April 13, 2016 2:12 am

House Speaker Paul Ryan speaks during a conference at the Republican National Committee headquarters in Washington, DC, on April 12, 2016. (Photos by AFP)

Speaker of the US House of Representatives Paul Ryan has decisively dismissed the Republican nomination for president, putting an end to speculations of being drafted as candidate in nominating convention due in July 2016.
“Let me be clear: I do not want nor will I accept the nomination of our party… Count me out,” said Ryan, while delivering a speech at the Republican National Committee headquarters in Washington on Tuesday.
He said the 2016 nominee should be someone who has actually run this year and said he would urge delegates to pass a rule limiting the nomination only to actual candidates.
“I simply believe that if you want to be the nominee for our party — to be the president — you should actually run for it. I chose not to do this. Therefore, I should not be considered. Period. End of story,” he added.
Ryan has repeatedly said that he believes the Republican nominee ought to be elected by Republican primary voters from among the candidates already in the race, but speculation about his intentions has escalated in recent weeks as large segments of the Republican Party are in despair over their two leading candidates, Donald Trump and Ted Cruz.

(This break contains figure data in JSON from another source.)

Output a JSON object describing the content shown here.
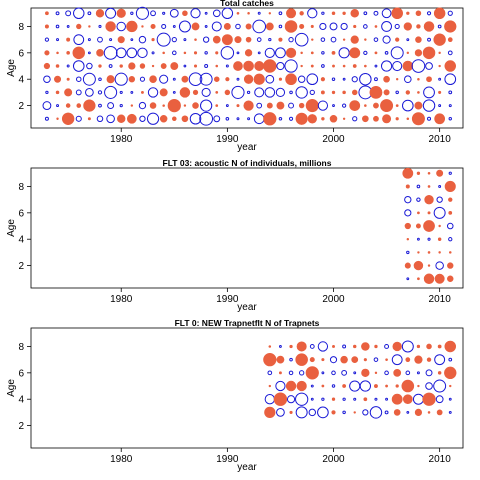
{
  "colors": {
    "positive": "#e9603f",
    "negative": "#1a1ad6"
  },
  "chart_data": [
    {
      "type": "scatter",
      "subtype": "bubble-residuals",
      "title": "Total catches",
      "xlabel": "year",
      "ylabel": "Age",
      "xlim": [
        1971.5,
        2012.2
      ],
      "ylim": [
        0.3,
        9.4
      ],
      "xticks": [
        1980,
        1990,
        2000,
        2010
      ],
      "yticks": [
        2,
        4,
        6,
        8
      ],
      "years": [
        1973,
        2011
      ],
      "ages": [
        1,
        9
      ],
      "grid": false,
      "legend": "none"
    },
    {
      "type": "scatter",
      "subtype": "bubble-residuals",
      "title": "FLT 03:   acoustic   N of individuals, millions",
      "xlabel": "year",
      "ylabel": "Age",
      "xlim": [
        1971.5,
        2012.2
      ],
      "ylim": [
        0.3,
        9.4
      ],
      "xticks": [
        1980,
        1990,
        2000,
        2010
      ],
      "yticks": [
        2,
        4,
        6,
        8
      ],
      "years": [
        2007,
        2011
      ],
      "ages": [
        1,
        9
      ],
      "grid": false,
      "legend": "none"
    },
    {
      "type": "scatter",
      "subtype": "bubble-residuals",
      "title": "FLT 0: NEW Trapnetflt     N of Trapnets",
      "xlabel": "year",
      "ylabel": "Age",
      "xlim": [
        1971.5,
        2012.2
      ],
      "ylim": [
        0.3,
        9.4
      ],
      "xticks": [
        1980,
        1990,
        2000,
        2010
      ],
      "yticks": [
        2,
        4,
        6,
        8
      ],
      "years": [
        1994,
        2011
      ],
      "ages": [
        3,
        8
      ],
      "grid": false,
      "legend": "none"
    }
  ]
}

US Republican presidential candidates Donald Trump (L) and Texas Republican Senator Ted Cruz 

The latest national Reuters poll said Trump still leads Cruz among Republican voters but that his advantage has been narrowed. Trump had 41 percent support to 35 percent for Cruz of 598 Republicans surveyed from April 8-12.
“Paul Ryan was the white knight hope of the GOP; now the party is left with the black swan choice of Ted Cruz or Donald Trump,” said a Democratic pollster.
If no one has the 1,237 delegates needed to win the nomination outright, the candidates head to a contested convention where if the initial vote produces no winner then delegates would be unbound for subsequent ballots and allowed to vote for whoever they want.
Trump has complained that the Republican Party is seeking to block him from the nomination so as to back Cruz.
Despite publicly slamming Trump on a number of occasions, including for his proposal to ban Muslims from entering the US, Ryan has pledged to support whoever becomes the nominee.